If you keep thinking about what you want to do or what you hope will happen, you don't do it, and it won't happen.

Man's mind is so formed that it is far more susceptible to falsehood than to truth.

Now I believe I can hear the philosophers protesting that it can only be misery to live in folly, illusion, deception, and ignorance, but it isn't - it's human.

Nowadays the rage for possession has got to such a pitch that there is nothing in the realm of nature, whether sacred or profane, out of which profit cannot be squeezed.

There are some people who live in a dream world, and there are some who face reality; and then there are those who turn one into the other.

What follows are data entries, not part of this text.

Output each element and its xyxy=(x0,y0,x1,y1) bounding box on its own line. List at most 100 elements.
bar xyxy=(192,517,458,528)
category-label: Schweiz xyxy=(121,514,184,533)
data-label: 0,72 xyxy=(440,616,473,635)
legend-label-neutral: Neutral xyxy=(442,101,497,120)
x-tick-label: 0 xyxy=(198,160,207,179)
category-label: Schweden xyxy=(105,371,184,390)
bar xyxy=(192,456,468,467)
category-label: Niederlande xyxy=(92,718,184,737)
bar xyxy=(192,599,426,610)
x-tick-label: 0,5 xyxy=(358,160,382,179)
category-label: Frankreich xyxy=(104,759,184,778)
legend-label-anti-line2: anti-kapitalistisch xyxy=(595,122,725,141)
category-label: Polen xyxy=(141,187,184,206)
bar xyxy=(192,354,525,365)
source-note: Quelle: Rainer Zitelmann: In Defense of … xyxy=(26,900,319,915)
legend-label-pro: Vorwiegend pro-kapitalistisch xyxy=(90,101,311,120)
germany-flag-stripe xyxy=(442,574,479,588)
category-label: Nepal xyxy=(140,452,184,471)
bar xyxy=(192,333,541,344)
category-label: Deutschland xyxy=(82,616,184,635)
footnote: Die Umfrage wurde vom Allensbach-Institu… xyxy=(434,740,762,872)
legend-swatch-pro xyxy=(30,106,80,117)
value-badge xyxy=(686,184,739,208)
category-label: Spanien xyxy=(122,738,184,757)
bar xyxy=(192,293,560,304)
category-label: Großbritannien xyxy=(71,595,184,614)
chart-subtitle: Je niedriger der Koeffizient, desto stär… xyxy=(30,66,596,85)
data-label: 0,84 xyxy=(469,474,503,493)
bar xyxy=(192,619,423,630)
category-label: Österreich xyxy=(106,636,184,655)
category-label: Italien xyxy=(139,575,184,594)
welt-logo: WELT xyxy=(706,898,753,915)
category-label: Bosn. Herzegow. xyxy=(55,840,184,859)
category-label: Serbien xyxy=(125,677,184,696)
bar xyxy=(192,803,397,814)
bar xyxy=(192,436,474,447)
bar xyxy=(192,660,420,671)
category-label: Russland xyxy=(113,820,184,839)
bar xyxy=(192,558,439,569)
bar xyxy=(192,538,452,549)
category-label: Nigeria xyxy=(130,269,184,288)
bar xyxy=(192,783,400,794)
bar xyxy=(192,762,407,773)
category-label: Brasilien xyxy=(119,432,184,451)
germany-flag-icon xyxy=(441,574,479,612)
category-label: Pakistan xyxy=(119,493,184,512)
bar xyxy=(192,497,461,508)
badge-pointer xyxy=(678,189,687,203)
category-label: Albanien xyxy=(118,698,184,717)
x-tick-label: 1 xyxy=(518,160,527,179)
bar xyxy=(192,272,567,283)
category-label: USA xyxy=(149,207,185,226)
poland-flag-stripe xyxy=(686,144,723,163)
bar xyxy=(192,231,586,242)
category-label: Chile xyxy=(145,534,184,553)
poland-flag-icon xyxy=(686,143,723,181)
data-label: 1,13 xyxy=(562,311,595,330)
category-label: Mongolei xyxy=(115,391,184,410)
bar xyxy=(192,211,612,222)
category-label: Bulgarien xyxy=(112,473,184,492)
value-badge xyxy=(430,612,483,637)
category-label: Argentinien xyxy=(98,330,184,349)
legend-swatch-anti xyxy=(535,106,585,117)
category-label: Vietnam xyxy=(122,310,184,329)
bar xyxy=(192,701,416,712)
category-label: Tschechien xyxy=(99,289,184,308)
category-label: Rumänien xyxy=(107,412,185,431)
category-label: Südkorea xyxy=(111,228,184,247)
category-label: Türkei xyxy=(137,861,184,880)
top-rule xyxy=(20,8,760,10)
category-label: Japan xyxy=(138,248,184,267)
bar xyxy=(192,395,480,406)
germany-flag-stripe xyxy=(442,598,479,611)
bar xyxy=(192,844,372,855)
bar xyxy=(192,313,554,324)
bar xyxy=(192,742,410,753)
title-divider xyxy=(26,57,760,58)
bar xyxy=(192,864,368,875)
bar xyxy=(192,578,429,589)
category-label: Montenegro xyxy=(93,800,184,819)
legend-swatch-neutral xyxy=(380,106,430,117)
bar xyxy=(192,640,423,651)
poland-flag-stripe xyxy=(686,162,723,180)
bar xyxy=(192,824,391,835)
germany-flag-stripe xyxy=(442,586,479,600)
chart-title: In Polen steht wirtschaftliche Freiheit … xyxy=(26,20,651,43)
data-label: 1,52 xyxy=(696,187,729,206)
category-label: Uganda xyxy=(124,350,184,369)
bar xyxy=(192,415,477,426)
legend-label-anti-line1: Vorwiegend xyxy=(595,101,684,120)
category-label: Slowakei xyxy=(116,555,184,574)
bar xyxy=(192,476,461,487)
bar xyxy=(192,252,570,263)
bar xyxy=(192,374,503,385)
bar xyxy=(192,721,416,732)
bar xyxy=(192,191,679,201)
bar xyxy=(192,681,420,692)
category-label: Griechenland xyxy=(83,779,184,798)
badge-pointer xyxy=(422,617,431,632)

A nail is driven out by another nail. Habit is overcome by habit.

Concealed talent brings no reputation.

Don't give your advice before you are called upon.

Give light, and the darkness will disappear of itself.

Great abundance of riches cannot be gathered and kept by any man without sin.

In the kingdom of the blind, the one-eyed man is king.

It is the chiefest point of happiness that a man is willing to be what he is.

Nothing is as peevish and pedantic as men's judgments of one another.

The desire to write grows with writing.

Prevention is better than cure.

Time takes away the grief of men.

Women, can't live with them, can't live without them.

When I get a little money I buy books; and if any is left I buy food and clothes.
- All from Desiderius Erasmus, 1466 - 1536

About:
Desiderius Erasmus was born Gerrit Gerritszoon at Rotterdam, Holland on 26 Oct in 1466 (1469?), probably. (There is no dispute over the date, the year is uncertain.) His parents weren't married, and he was orphaned by the plague at age thirteen, but managed to acquire a broad education and had made a reputation for himself throughout Renaissance Europe by age 30. He was the frequent guest and correspondent of kings, princes, the notable philosophers and theologians of his day, as well as being well connected with the Roman Catholic hierarchy which he later attacked. He went from humble, in fact disgraced, beginnings to fame and fortune entirely on the basis of his intellect and wit.